What is the benefit of giving nutritional support?
Clinical trials have shown that nutritional support can help correct malnutrition, and can have positive effects on clinical outcome and the patient's physical condition.
Examples of this are a reduction in the rate of post-operative complications and deaths, improved immuno-competence, reduced risk of pressure sores and better healing of existing pressure sores, and improvements in muscle strength. The use of nutritional support has also been shown to reduce length of hospital stay.
Studies have also demonstrated that oral supplements can increase the intake of protein and energy and maintain or improve parameters of nutritional status in a variety of patients in hospitals and in the community.
How can medical foods save the NHS money?
Very little published work is available but it is reasonable to assume that improvements in clinical status and reduced complications must lead to cost savings for the Health Service.
In a study over 11,000 adult patients with chronic respiratory, gastrointestinal and neurological disease it was found that there were higher rates of mortality, hospital admissions, GP consultations and prescriptions in patients underweight patients compared with those with ideal weight (BMI 20-25 kg per metre squared). Further analysis indicated that the rate of GP consultations and prescriptions fell with improved nutritional status, and rose with worsening nutritional status.
This suggests that even fairly minor degrees of malnutrition are indicators of increased demand on health service resources in patients with chronic disease.
Why are there so many different medical foods?
This is because products are designed to meet the nutritional needs of specific groups of patients with specific medical conditions.
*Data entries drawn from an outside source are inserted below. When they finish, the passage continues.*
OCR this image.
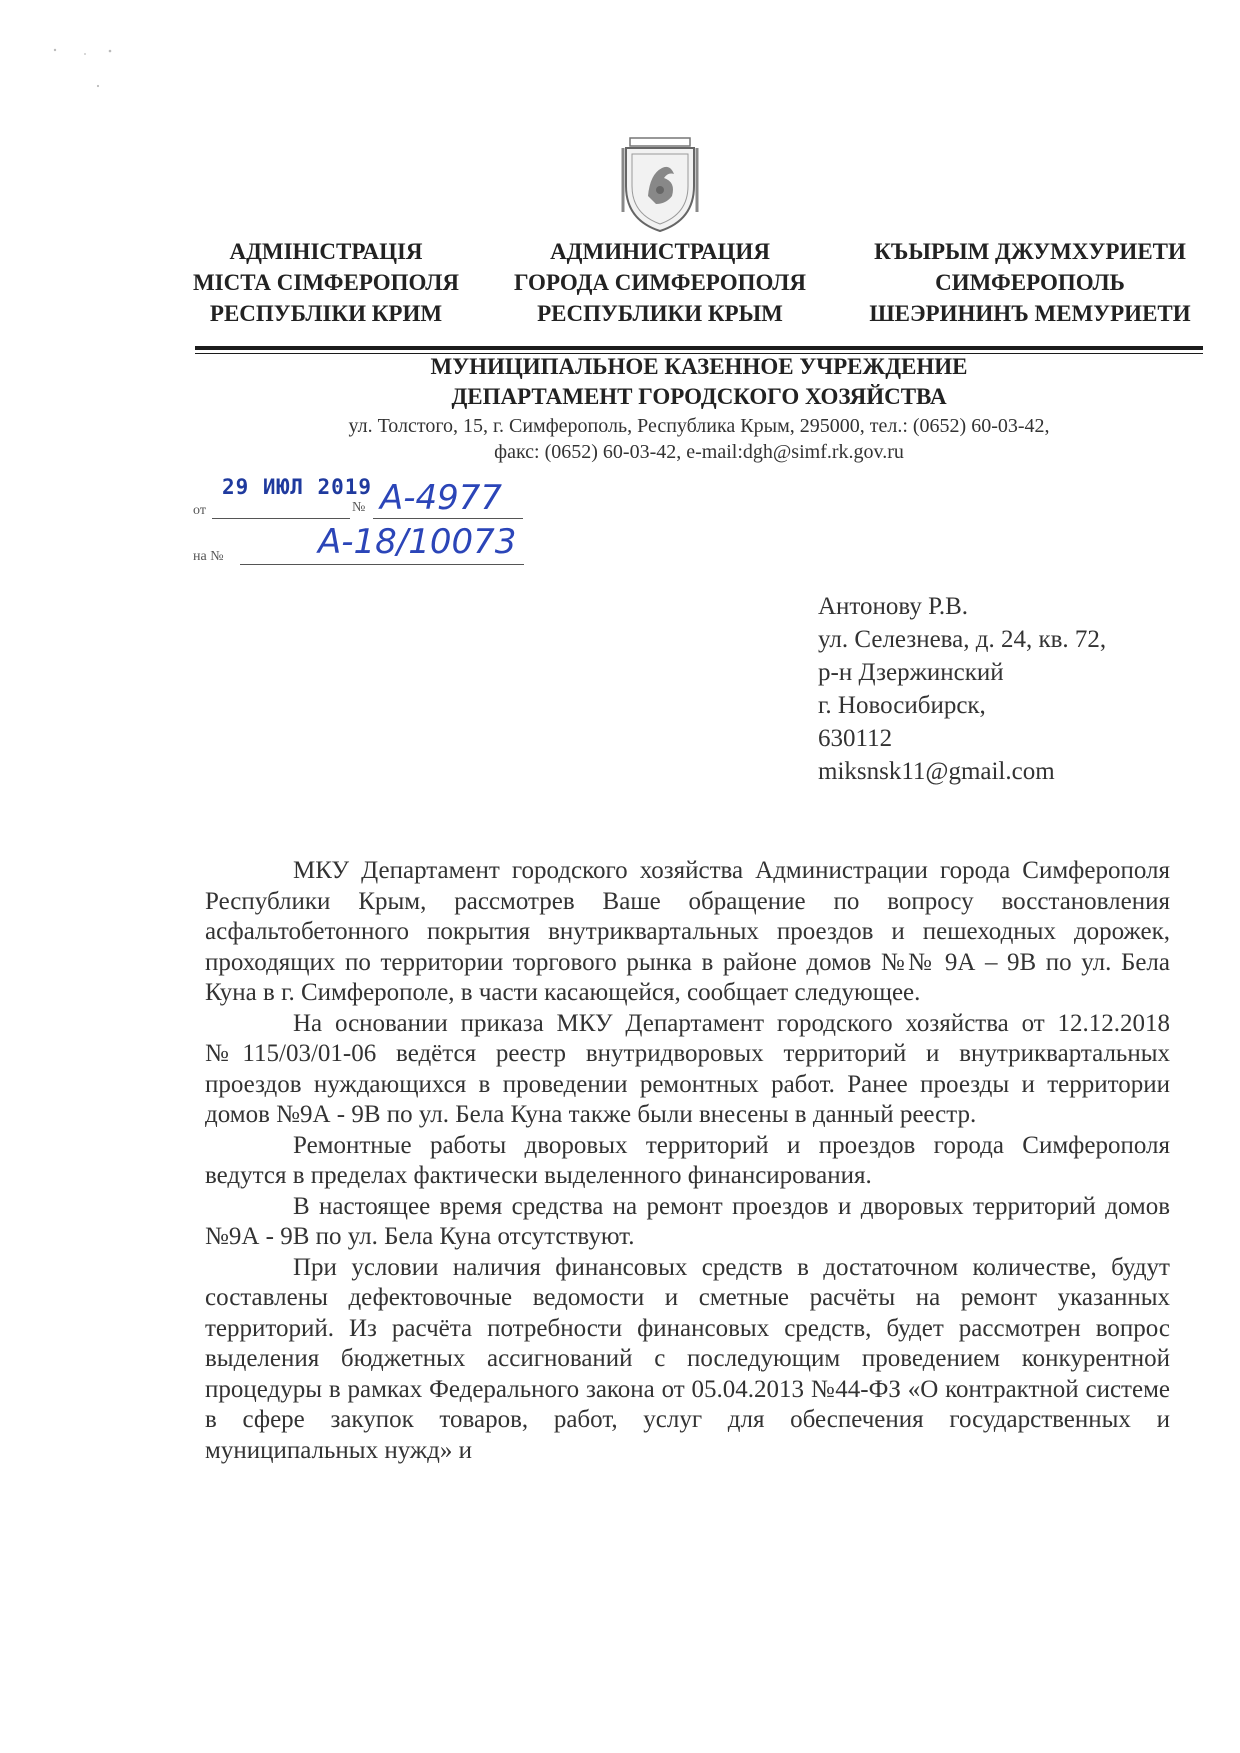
АДМІНІСТРАЦІЯ
МІСТА СІМФЕРОПОЛЯ
РЕСПУБЛІКИ КРИМ
АДМИНИСТРАЦИЯ
ГОРОДА СИМФЕРОПОЛЯ
РЕСПУБЛИКИ КРЫМ
КЪЫРЫМ ДЖУМХУРИЕТИ
СИМФЕРОПОЛЬ
ШЕЭРИНИНЪ МЕМУРИЕТИ
МУНИЦИПАЛЬНОЕ КАЗЕННОЕ УЧРЕЖДЕНИЕ
ДЕПАРТАМЕНТ ГОРОДСКОГО ХОЗЯЙСТВА
ул. Толстого, 15, г. Симферополь, Республика Крым, 295000, тел.: (0652) 60-03-42,
факс: (0652) 60-03-42, e-mail:dgh@simf.rk.gov.ru
от
29 ИЮЛ 2019
№ А-4977
на №	А-18/10073
Антонову Р.В.
ул. Селезнева, д. 24, кв. 72,
р-н Дзержинский
г. Новосибирск,
630112
miksnsk11@gmail.com

МКУ Департамент городского хозяйства Администрации города Симферополя Республики Крым, рассмотрев Ваше обращение по вопросу восстановления асфальтобетонного покрытия внутриквартальных проездов и пешеходных дорожек, проходящих по территории торгового рынка в районе домов №№ 9А – 9В по ул. Бела Куна в г. Симферополе, в части касающейся, сообщает следующее.

На основании приказа МКУ Департамент городского хозяйства от 12.12.2018 №115/03/01-06 ведётся реестр внутридворовых территорий и внутриквартальных проездов нуждающихся в проведении ремонтных работ. Ранее проезды и территории домов №9А - 9В по ул. Бела Куна также были внесены в данный реестр.

Ремонтные работы дворовых территорий и проездов города Симферополя ведутся в пределах фактически выделенного финансирования.

В настоящее время средства на ремонт проездов и дворовых территорий домов №9А - 9В по ул. Бела Куна отсутствуют.

При условии наличия финансовых средств в достаточном количестве, будут составлены дефектовочные ведомости и сметные расчёты на ремонт указанных территорий. Из расчёта потребности финансовых средств, будет рассмотрен вопрос выделения бюджетных ассигнований с последующим проведением конкурентной процедуры в рамках Федерального закона от 05.04.2013 №44-ФЗ «О контрактной системе в сфере закупок товаров, работ, услуг для обеспечения государственных и муниципальных нужд» и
For example, the same feed would not be suitable for patients with severe burns (who may have very high nutrient requirements) and an elderly stroke patient (who may require a moderate energy intake, but still with adequate levels of vitamins and minerals).
Specific products are also designed for patients with inborn errors of metabolism, renal disease, respiratory disease, patients who are critically ill, patients with malabsorption, patients who require high fibre diets, patients who require low residue diets etc.
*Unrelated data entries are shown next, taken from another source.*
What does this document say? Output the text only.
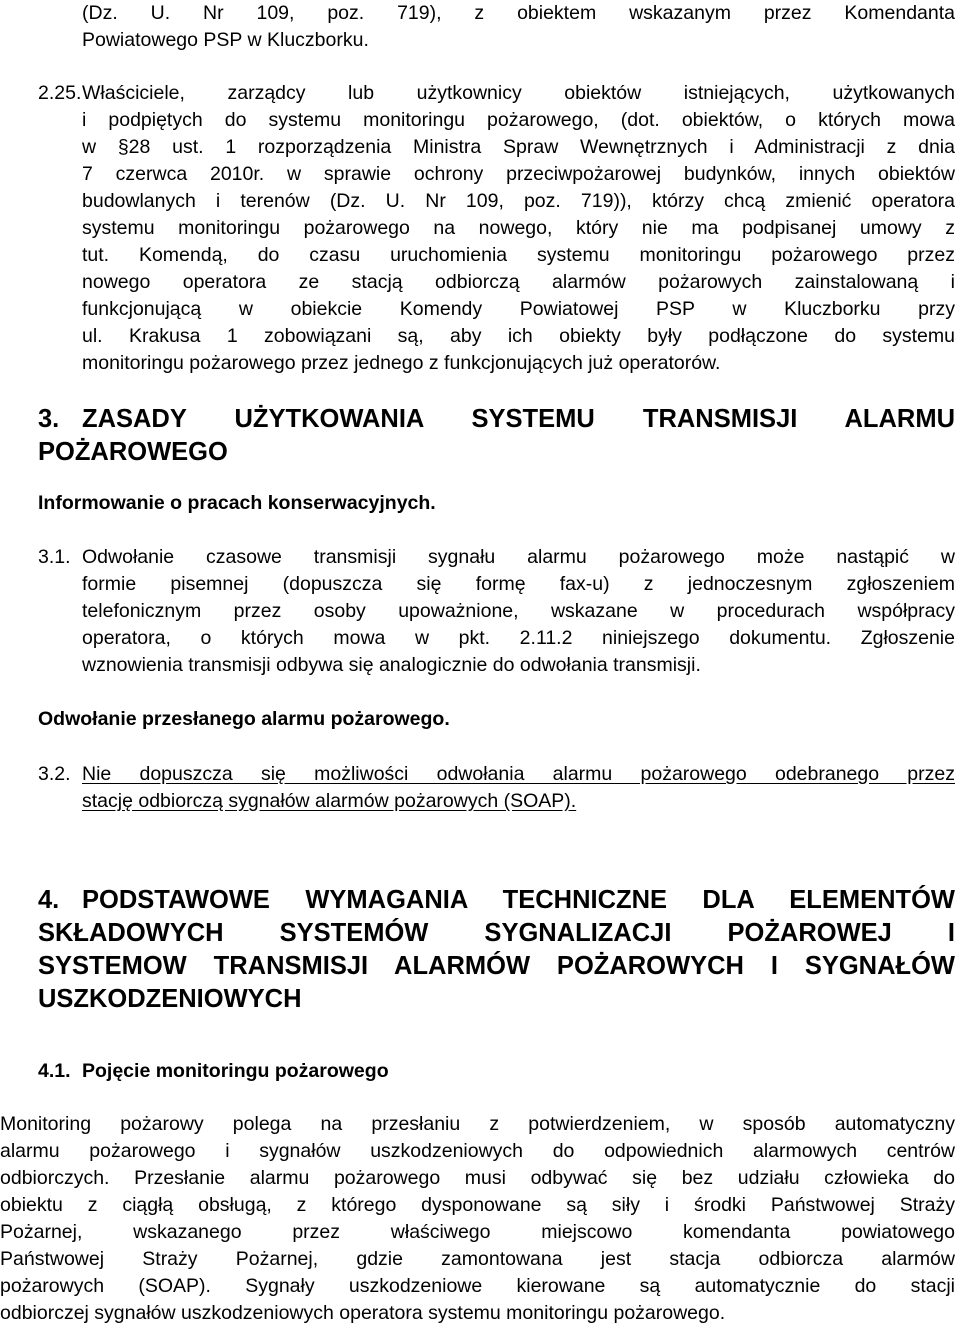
(Dz. U. Nr 109, poz. 719), z obiektem wskazanym przez Komendanta
Powiatowego PSP w Kluczborku.
2.25. Właściciele, zarządcy lub użytkownicy obiektów istniejących, użytkowanych
i podpiętych do systemu monitoringu pożarowego, (dot. obiektów, o których mowa
w §28 ust. 1 rozporządzenia Ministra Spraw Wewnętrznych i Administracji z dnia
7 czerwca 2010r. w sprawie ochrony przeciwpożarowej budynków, innych obiektów
budowlanych i terenów (Dz. U. Nr 109, poz. 719)), którzy chcą zmienić operatora
systemu monitoringu pożarowego na nowego, który nie ma podpisanej umowy z
tut. Komendą, do czasu uruchomienia systemu monitoringu pożarowego przez
nowego operatora ze stacją odbiorczą alarmów pożarowych zainstalowaną i
funkcjonującą w obiekcie Komendy Powiatowej PSP w Kluczborku przy
ul. Krakusa 1 zobowiązani są, aby ich obiekty były podłączone do systemu
monitoringu pożarowego przez jednego z funkcjonujących już operatorów.
3. ZASADY UŻYTKOWANIA SYSTEMU TRANSMISJI ALARMU
POŻAROWEGO
Informowanie o pracach konserwacyjnych.
3.1. Odwołanie czasowe transmisji sygnału alarmu pożarowego może nastąpić w
formie pisemnej (dopuszcza się formę fax-u) z jednoczesnym zgłoszeniem
telefonicznym przez osoby upoważnione, wskazane w procedurach współpracy
operatora, o których mowa w pkt. 2.11.2 niniejszego dokumentu. Zgłoszenie
wznowienia transmisji odbywa się analogicznie do odwołania transmisji.
Odwołanie przesłanego alarmu pożarowego.
3.2. Nie dopuszcza się możliwości odwołania alarmu pożarowego odebranego przez
stację odbiorczą sygnałów alarmów pożarowych (SOAP).
4. PODSTAWOWE WYMAGANIA TECHNICZNE DLA ELEMENTÓW
SKŁADOWYCH SYSTEMÓW SYGNALIZACJI POŻAROWEJ I
SYSTEMOW TRANSMISJI ALARMÓW POŻAROWYCH I SYGNAŁÓW
USZKODZENIOWYCH
4.1. Pojęcie monitoringu pożarowego
Monitoring pożarowy polega na przesłaniu z potwierdzeniem, w sposób automatyczny
alarmu pożarowego i sygnałów uszkodzeniowych do odpowiednich alarmowych centrów
odbiorczych. Przesłanie alarmu pożarowego musi odbywać się bez udziału człowieka do
obiektu z ciągłą obsługą, z którego dysponowane są siły i środki Państwowej Straży
Pożarnej, wskazanego przez właściwego miejscowo komendanta powiatowego
Państwowej Straży Pożarnej, gdzie zamontowana jest stacja odbiorcza alarmów
pożarowych (SOAP). Sygnały uszkodzeniowe kierowane są automatycznie do stacji
odbiorczej sygnałów uszkodzeniowych operatora systemu monitoringu pożarowego.
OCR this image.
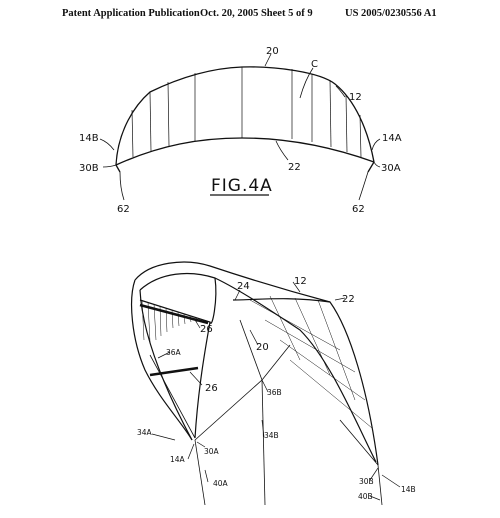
Patent Application Publication Oct. 20, 2005 Sheet 5 of 9	US 2005/0230556 A1
20
C
12
14B
30B
14A
30A
22
62	62
FIG.4A
12
22
24
26
20
36A
26	36B
34A	34B
14A
30A
40A	30B
40B
14B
Are medical foods only used in hospitals?
No. Many medical foods are also used in the home under medical supervsion.
The number of patients being fed medical foods at home as the sole source of nutrition has increased dramatically over the past few years. Most companies who provide medical foods offer some type of delivery service to patients requiring home tube-feeding.
How are medical foods developed?
Very often, new medical foods are developed because healthcare professionals identify a need for a product to the manufacturer.
Manufacturers will also develop new products or reformulate an existing product, to take account of new scientific developments and recommendations for particular patient groups. The manufacturer will work with healthcare professionals to establish the nutrient profile of the product. The new product will then usually be tested in clinical trials.
Are medical foods expensive?
Medical foods are used as a nutritional therapy to support other medical treatment they are receiving.
The benefits of nutritional support to treat or prevent malnutrition include offering a patient a better quality of life and can also reduce the burden on healthcare resources (e.g. by reducing length of hospital stay, by reducing complications associated with their condition and associated treatments). So although there are cost implications for feeding medical foods, the cost benefit to both the patient and the NHS means that they are cost effective when correctly used.
Are medical foods available on prescription?
In the UK, most medical foods for use in the community are suitable for reimbursement for specific medical conditions when prescribed by GPs for their patients. However, those products that are intended for very sick patients and which are used in hospitals may not be available on prescription for use in the community.